Lesson 10: Video Production Process and Studio Procedures


Successful professionals consider this the most important phase of production. As the popular saying goes, in television production, if anything can go wrong, it will. Detailed planning is therefore the most important requirement. Pre-production involves detailed step by step working out of the production process that anticipates trouble spots and prevents them.
The process begins with the idea for a programme. It can come from a real situation, from reading, research or as a suggestion from someone. What ever the origins of the idea, the producer’s work begins with this.
The producer then goes on to get together a team that will help him execute the production – the director, script writer, assistant director, camerapersons, lighting director, audio director, music composer, set designer, production assistants, etc.

Producer/director team get the script developed based the idea. In case of larger productions, with the script in hand, several production meetings are held with the team members to discuss and explain various aspects of the production and what the director is trying to achieve.

The decisions for preparation taken at the production meetings such as set construction, lighting or location setting and sound design are executed by the team members to be reviewed and approved by the producer-director.
All preparation requires meticulous planning by way of informing all concerned the exact dates and times for reporting for shooting, listing equipment (which includes batteries for mics extension boards, connector cables, etc.) required, ensuring booking of studios/equipment, ensuring booking of vehicles, and so on.
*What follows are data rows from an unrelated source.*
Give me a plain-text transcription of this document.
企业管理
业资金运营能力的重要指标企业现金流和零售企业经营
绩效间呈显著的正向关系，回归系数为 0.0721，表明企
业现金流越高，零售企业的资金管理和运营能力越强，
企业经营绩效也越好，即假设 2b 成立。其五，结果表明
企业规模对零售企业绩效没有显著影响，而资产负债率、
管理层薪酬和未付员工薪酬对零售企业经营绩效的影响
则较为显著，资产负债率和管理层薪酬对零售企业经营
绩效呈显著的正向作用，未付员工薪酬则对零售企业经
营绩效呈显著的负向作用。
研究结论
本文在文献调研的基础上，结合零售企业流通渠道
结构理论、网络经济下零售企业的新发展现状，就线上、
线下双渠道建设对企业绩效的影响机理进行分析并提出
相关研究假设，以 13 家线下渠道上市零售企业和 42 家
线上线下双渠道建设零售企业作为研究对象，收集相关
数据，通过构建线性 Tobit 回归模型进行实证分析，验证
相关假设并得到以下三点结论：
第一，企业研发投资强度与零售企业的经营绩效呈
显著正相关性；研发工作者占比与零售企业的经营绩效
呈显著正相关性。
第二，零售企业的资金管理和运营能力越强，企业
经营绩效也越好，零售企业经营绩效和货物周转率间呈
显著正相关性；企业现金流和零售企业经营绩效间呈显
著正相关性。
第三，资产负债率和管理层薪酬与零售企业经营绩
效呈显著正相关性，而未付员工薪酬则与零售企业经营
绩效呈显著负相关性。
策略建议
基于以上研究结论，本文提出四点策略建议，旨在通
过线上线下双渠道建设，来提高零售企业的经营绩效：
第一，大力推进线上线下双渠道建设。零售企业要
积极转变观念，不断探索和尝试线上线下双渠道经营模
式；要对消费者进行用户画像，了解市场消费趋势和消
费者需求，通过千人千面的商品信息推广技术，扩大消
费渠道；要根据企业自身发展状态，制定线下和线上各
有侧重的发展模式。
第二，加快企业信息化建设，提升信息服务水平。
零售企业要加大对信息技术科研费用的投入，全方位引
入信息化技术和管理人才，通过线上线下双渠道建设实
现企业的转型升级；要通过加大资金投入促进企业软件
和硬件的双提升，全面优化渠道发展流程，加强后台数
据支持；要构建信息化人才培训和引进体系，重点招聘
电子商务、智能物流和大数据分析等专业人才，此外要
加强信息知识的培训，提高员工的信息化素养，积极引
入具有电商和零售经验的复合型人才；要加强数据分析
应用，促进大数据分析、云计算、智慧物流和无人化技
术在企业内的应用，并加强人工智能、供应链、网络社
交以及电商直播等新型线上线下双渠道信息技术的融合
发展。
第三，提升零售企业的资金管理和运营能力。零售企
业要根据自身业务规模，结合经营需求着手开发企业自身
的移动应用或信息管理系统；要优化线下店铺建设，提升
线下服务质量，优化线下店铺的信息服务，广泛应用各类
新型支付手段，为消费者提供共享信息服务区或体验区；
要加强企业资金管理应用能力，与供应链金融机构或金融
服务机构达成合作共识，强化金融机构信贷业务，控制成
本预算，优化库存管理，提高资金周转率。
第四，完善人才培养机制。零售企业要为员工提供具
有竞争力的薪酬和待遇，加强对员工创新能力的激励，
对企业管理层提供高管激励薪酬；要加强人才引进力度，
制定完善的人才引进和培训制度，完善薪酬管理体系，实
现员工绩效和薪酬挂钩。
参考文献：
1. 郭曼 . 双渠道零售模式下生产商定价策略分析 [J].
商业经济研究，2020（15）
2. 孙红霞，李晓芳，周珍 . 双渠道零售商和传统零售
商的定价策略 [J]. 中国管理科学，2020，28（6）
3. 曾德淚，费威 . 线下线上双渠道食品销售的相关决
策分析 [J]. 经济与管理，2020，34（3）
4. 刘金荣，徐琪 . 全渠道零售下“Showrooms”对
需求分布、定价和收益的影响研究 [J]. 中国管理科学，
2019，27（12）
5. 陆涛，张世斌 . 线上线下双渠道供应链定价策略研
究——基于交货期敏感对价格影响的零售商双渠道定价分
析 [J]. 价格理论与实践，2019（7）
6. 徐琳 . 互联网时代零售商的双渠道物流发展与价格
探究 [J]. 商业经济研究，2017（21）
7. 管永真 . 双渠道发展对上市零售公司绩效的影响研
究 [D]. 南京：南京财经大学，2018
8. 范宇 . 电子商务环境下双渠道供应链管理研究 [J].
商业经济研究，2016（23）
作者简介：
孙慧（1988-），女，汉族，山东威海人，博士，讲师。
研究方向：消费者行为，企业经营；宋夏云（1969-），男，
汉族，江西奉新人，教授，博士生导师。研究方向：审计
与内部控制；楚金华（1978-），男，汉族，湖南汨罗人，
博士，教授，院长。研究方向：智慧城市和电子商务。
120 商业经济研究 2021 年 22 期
Any neglect of pre-production work can lead to loss of time and investment.

Pre-production work like preparation of the scripts, rehearsals with talent, completion of set construction, audio design and lighting design will lead into the actual production.
Simple and routine productions like news and current affairs programmes require quick assignment of roles and checking of studio requirements/preparedness in terms of appropriate seating, lighting, graphics, inserts etc.